I have read The Girl With The Dragon Tattoo Graphic Novel, Book One, twice. It became clearer on the second reading but I still need to check some points with Ketlan who has read the novel and seen the films. Obviously, each adaptation should tell the story clearly enough on its own terms.
Seeing the film of a book sometimes makes us want to read the book. In this case, I am not in a hurry to read the original. I imagine that the disgraced journalist and the title character are view point characters for different chapters or sections of chapters? It would be interesting to read the memories, thoughts and feelings of the heroine since these are almost completely unstated in the graphic adaptation.
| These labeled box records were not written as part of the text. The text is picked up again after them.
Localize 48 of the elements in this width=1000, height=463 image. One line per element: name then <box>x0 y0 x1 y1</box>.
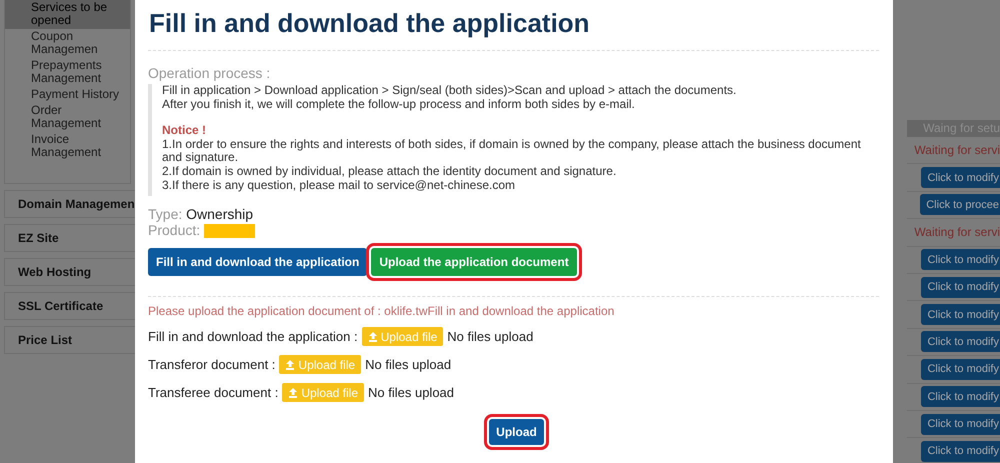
process-text: Fill in application > Download application > Sign/seal (both sides)>Scan and upload > attach the documents. <box>162 84 738 98</box>
upload-hint: Please upload the application document of : oklife.twFill in and download the application <box>148 296 879 318</box>
redaction-mark <box>204 224 256 238</box>
row-action-button[interactable]: Click to modify <box>921 304 1000 326</box>
upload-status: No files upload <box>368 385 454 400</box>
status-text: Waiting for servi <box>914 143 1000 158</box>
type-value: Ownership <box>186 206 254 222</box>
status-text: Waiting for servi <box>914 225 1000 240</box>
type-label: Type: <box>148 206 182 222</box>
notice-text: 2.If domain is owned by individual, please attach the identity document and signature. <box>162 164 618 179</box>
sidebar-section[interactable]: Web Hosting <box>4 258 135 286</box>
row-action-button[interactable]: Click to modify <box>921 440 1000 462</box>
upload-status: No files upload <box>365 357 452 372</box>
sidebar-item[interactable]: Prepayments Management <box>5 58 130 87</box>
sidebar-item[interactable]: Payment History <box>5 87 130 103</box>
row-action-button[interactable]: Click to modify <box>921 331 1000 352</box>
row-action-button[interactable]: Click to modify <box>921 358 1000 380</box>
upload-icon <box>368 332 378 342</box>
sidebar-item[interactable]: Services to be opened <box>5 0 130 29</box>
product-label: Product: <box>148 222 200 238</box>
upload-status: No files upload <box>447 329 534 344</box>
upload-icon <box>285 360 296 370</box>
upload-label: Transferor document : <box>148 357 276 372</box>
row-action-button[interactable]: Click to modify <box>921 386 1000 408</box>
upload-icon <box>288 388 298 398</box>
notice-text: 3.If there is any question, please mail to service@net-chinese.com <box>162 178 516 192</box>
upload-button[interactable]: Upload <box>489 419 544 446</box>
row-action-button[interactable]: Click to modify <box>921 414 1000 435</box>
process-text: After you finish it, we will complete the follow-up process and inform both sides by e-mail. <box>162 98 636 112</box>
row-action-button[interactable]: Click to modify <box>921 249 1000 270</box>
notice-title: Notice ! <box>162 124 208 138</box>
sidebar-item[interactable]: Order Management <box>5 103 130 132</box>
sidebar-section[interactable]: EZ Site <box>4 224 135 252</box>
sidebar-item[interactable]: Invoice Management <box>5 132 130 161</box>
notice-text: 1.In order to ensure the rights and interests of both sides, if domain is owned by the company, please attach the business document and signature. <box>162 138 862 165</box>
row-action-button[interactable]: Click to modify <box>921 276 1000 298</box>
action-button[interactable]: Fill in and download the application <box>148 248 368 276</box>
sidebar-section[interactable]: SSL Certificate <box>4 292 135 320</box>
action-button[interactable]: Upload the application document <box>371 248 577 276</box>
dialog-title: Fill in and download the application <box>149 7 591 40</box>
row-action-button[interactable]: Click to procee <box>920 194 1000 216</box>
row-action-button[interactable]: Click to modify <box>921 167 1000 188</box>
sidebar-section[interactable]: Price List <box>4 326 135 354</box>
upload-label: Fill in and download the application : <box>148 329 358 344</box>
upload-label: Transferee document : <box>148 385 278 400</box>
process-label: Operation process : <box>148 65 272 81</box>
sidebar-item[interactable]: Coupon Managemen <box>5 29 130 58</box>
sidebar-section[interactable]: Domain Managemen <box>4 190 135 218</box>
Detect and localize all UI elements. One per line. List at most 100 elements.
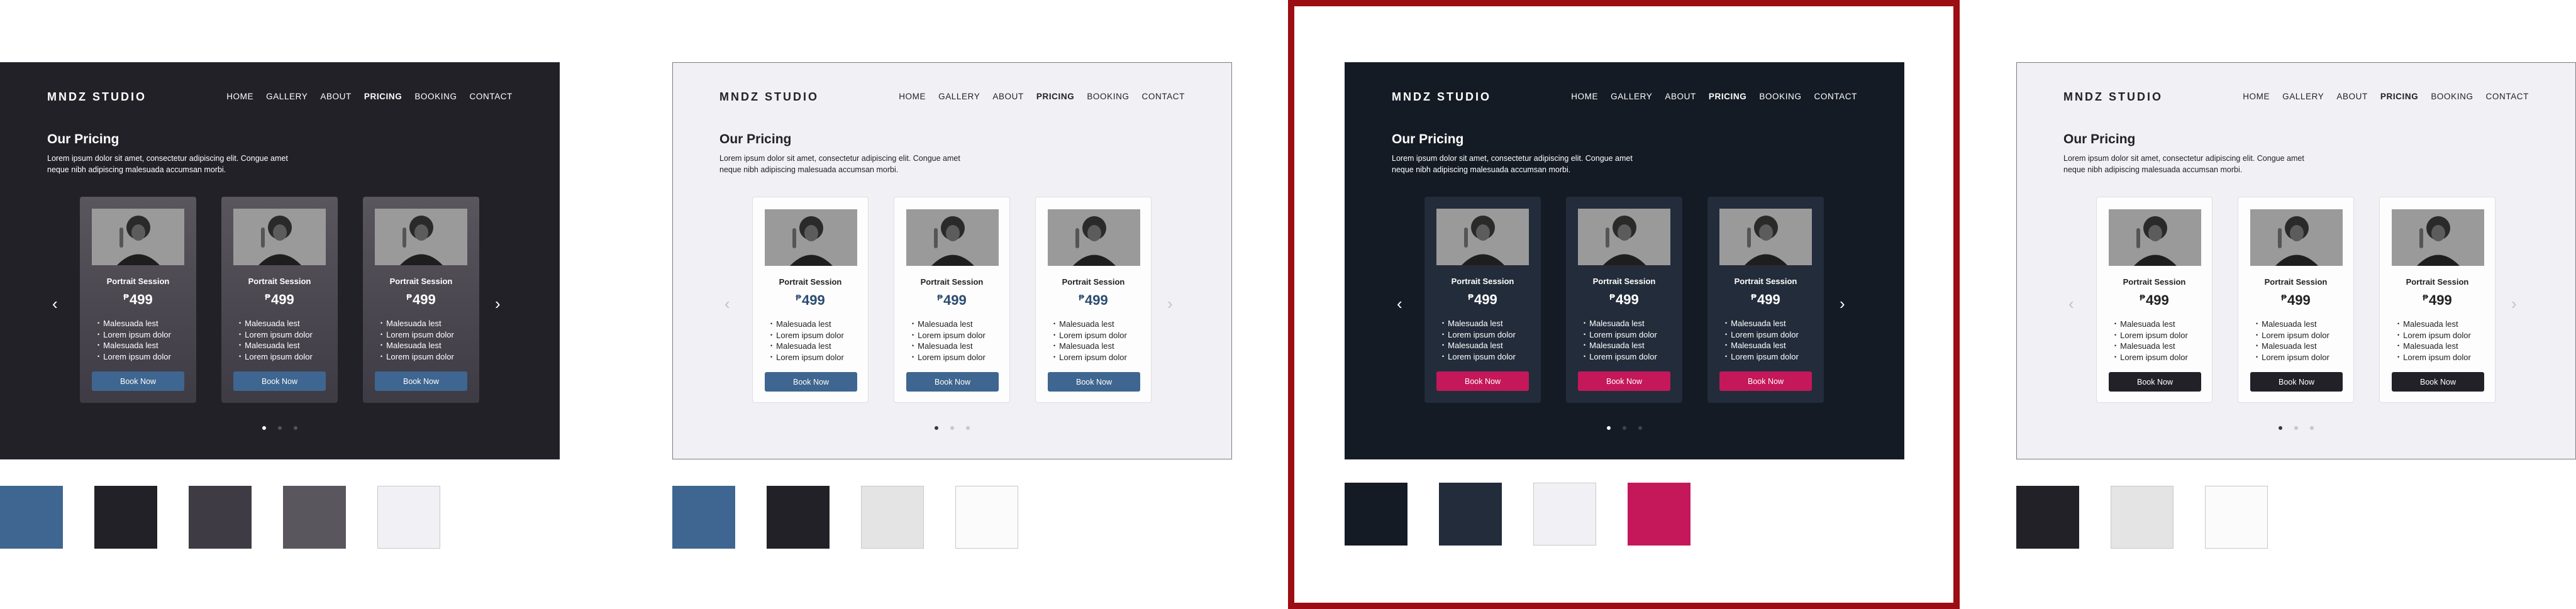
nav-booking[interactable]: BOOKING: [1087, 92, 1129, 101]
feature-item: Lorem ipsum dolor: [2397, 330, 2471, 341]
carousel-dot-active[interactable]: [262, 426, 266, 430]
currency-symbol: ₱: [406, 292, 412, 302]
price-value: 499: [129, 292, 153, 307]
book-now-button[interactable]: Book Now: [906, 372, 999, 392]
pricing-card: Portrait Session ₱499 Malesuada lest Lor…: [363, 197, 479, 403]
color-swatch: [2016, 486, 2079, 549]
color-palette: [672, 486, 1018, 549]
book-now-button[interactable]: Book Now: [375, 371, 467, 391]
nav-booking[interactable]: BOOKING: [2431, 92, 2473, 101]
feature-item: Malesuada lest: [239, 318, 313, 329]
card-title: Portrait Session: [2406, 277, 2469, 287]
book-now-button[interactable]: Book Now: [2109, 372, 2201, 392]
carousel-dots: [673, 426, 1231, 430]
nav-contact[interactable]: CONTACT: [470, 92, 513, 101]
feature-list: Malesuada lest Lorem ipsum dolor Malesua…: [2256, 319, 2329, 363]
design-variant-1: MNDZ STUDIO HOME GALLERY ABOUT PRICING B…: [0, 0, 641, 609]
feature-list: Malesuada lest Lorem ipsum dolor Malesua…: [1053, 319, 1127, 363]
color-swatch: [861, 486, 924, 549]
studio-logo[interactable]: MNDZ STUDIO: [2063, 91, 2163, 104]
nav-pricing[interactable]: PRICING: [364, 92, 402, 101]
feature-item: Malesuada lest: [380, 340, 454, 351]
currency-symbol: ₱: [937, 293, 943, 302]
feature-item: Malesuada lest: [912, 341, 985, 352]
feature-list: Malesuada lest Lorem ipsum dolor Malesua…: [239, 318, 313, 362]
carousel-next-arrow[interactable]: ›: [1167, 295, 1173, 312]
price-value: 499: [412, 292, 436, 307]
currency-symbol: ₱: [265, 292, 270, 302]
carousel-dot[interactable]: [2310, 426, 2314, 430]
feature-item: Malesuada lest: [2397, 319, 2471, 330]
feature-item: Malesuada lest: [770, 341, 844, 352]
nav-gallery[interactable]: GALLERY: [2282, 92, 2324, 101]
feature-item: Lorem ipsum dolor: [770, 352, 844, 363]
feature-item: Lorem ipsum dolor: [912, 330, 985, 341]
nav-about[interactable]: ABOUT: [320, 92, 352, 101]
pricing-title: Our Pricing: [719, 132, 792, 146]
feature-item: Malesuada lest: [239, 340, 313, 351]
feature-item: Malesuada lest: [2256, 319, 2329, 330]
nav-home[interactable]: HOME: [226, 92, 253, 101]
nav-menu: HOME GALLERY ABOUT PRICING BOOKING CONTA…: [2243, 92, 2529, 101]
color-swatch: [2205, 486, 2268, 549]
carousel-dot[interactable]: [950, 426, 954, 430]
nav-gallery[interactable]: GALLERY: [266, 92, 308, 101]
carousel-prev-arrow[interactable]: ‹: [2068, 295, 2074, 312]
portrait-photo: [92, 209, 184, 265]
pricing-cards: Portrait Session ₱499 Malesuada lest Lor…: [80, 197, 479, 403]
nav-menu: HOME GALLERY ABOUT PRICING BOOKING CONTA…: [899, 92, 1185, 101]
card-title: Portrait Session: [106, 277, 170, 286]
feature-item: Malesuada lest: [380, 318, 454, 329]
nav-contact[interactable]: CONTACT: [2486, 92, 2529, 101]
feature-item: Lorem ipsum dolor: [97, 351, 171, 363]
mockup-frame: MNDZ STUDIO HOME GALLERY ABOUT PRICING B…: [0, 62, 560, 459]
carousel-prev-arrow[interactable]: ‹: [52, 295, 58, 312]
card-price: ₱499: [2380, 292, 2495, 309]
feature-item: Malesuada lest: [1053, 319, 1127, 330]
feature-item: Malesuada lest: [770, 319, 844, 330]
feature-item: Lorem ipsum dolor: [1053, 330, 1127, 341]
feature-item: Lorem ipsum dolor: [2256, 330, 2329, 341]
currency-symbol: ₱: [1079, 293, 1084, 302]
carousel-dot[interactable]: [2294, 426, 2298, 430]
nav-contact[interactable]: CONTACT: [1142, 92, 1185, 101]
book-now-button[interactable]: Book Now: [233, 371, 326, 391]
card-title: Portrait Session: [248, 277, 311, 286]
pricing-description: Lorem ipsum dolor sit amet, consectetur …: [2063, 154, 2304, 174]
pricing-card: Portrait Session ₱499 Malesuada lest Lor…: [2379, 197, 2496, 403]
book-now-button[interactable]: Book Now: [2392, 372, 2484, 392]
pricing-card: Portrait Session ₱499 Malesuada lest Lor…: [221, 197, 338, 403]
book-now-button[interactable]: Book Now: [1048, 372, 1140, 392]
color-swatch: [189, 486, 252, 549]
feature-item: Lorem ipsum dolor: [380, 351, 454, 363]
nav-about[interactable]: ABOUT: [2336, 92, 2368, 101]
price-value: 499: [2428, 292, 2452, 308]
nav-home[interactable]: HOME: [2243, 92, 2270, 101]
card-price: ₱499: [363, 292, 479, 308]
book-now-button[interactable]: Book Now: [92, 371, 184, 391]
nav-pricing[interactable]: PRICING: [2380, 92, 2418, 101]
feature-item: Malesuada lest: [97, 340, 171, 351]
carousel-dot[interactable]: [278, 426, 282, 430]
nav-booking[interactable]: BOOKING: [414, 92, 457, 101]
nav-pricing[interactable]: PRICING: [1036, 92, 1074, 101]
card-price: ₱499: [1036, 292, 1151, 309]
book-now-button[interactable]: Book Now: [765, 372, 857, 392]
studio-logo[interactable]: MNDZ STUDIO: [719, 91, 819, 104]
selected-variant-highlight: [1288, 0, 1960, 609]
carousel-next-arrow[interactable]: ›: [495, 295, 501, 312]
portrait-photo: [375, 209, 467, 265]
carousel-dot[interactable]: [294, 426, 297, 430]
book-now-button[interactable]: Book Now: [2250, 372, 2343, 392]
carousel-dot[interactable]: [966, 426, 970, 430]
studio-logo[interactable]: MNDZ STUDIO: [47, 91, 147, 104]
nav-home[interactable]: HOME: [899, 92, 926, 101]
pricing-description: Lorem ipsum dolor sit amet, consectetur …: [47, 154, 288, 174]
nav-gallery[interactable]: GALLERY: [938, 92, 980, 101]
carousel-prev-arrow[interactable]: ‹: [724, 295, 730, 312]
nav-about[interactable]: ABOUT: [992, 92, 1024, 101]
carousel-next-arrow[interactable]: ›: [2511, 295, 2517, 312]
carousel-dot-active[interactable]: [2279, 426, 2282, 430]
card-title: Portrait Session: [2264, 277, 2328, 287]
carousel-dot-active[interactable]: [935, 426, 938, 430]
When a comic is based on a screen drama, whether cinema or TV, the characters are drawn to resemble the actors but, when a film and a graphic novel are independently based on a prose novel, there need not be any resemblance. This happened with Neil Gaiman's Neverwhere. The comic was based either on the novel or on the TV script but not on the visuals of the TV series. The Black Friars were described as black men in the novel and were black on TV so should have been black in the comic. (The idea seemed to be a child's imagining of "Black Friars," as with some of the images in Alice. The child's viewpoint is a major feature in Gaiman's works.)
There are two films of The Girl With The Dragon Tattoo but the comic is, like them, independently based on the novel so need not resemble either film.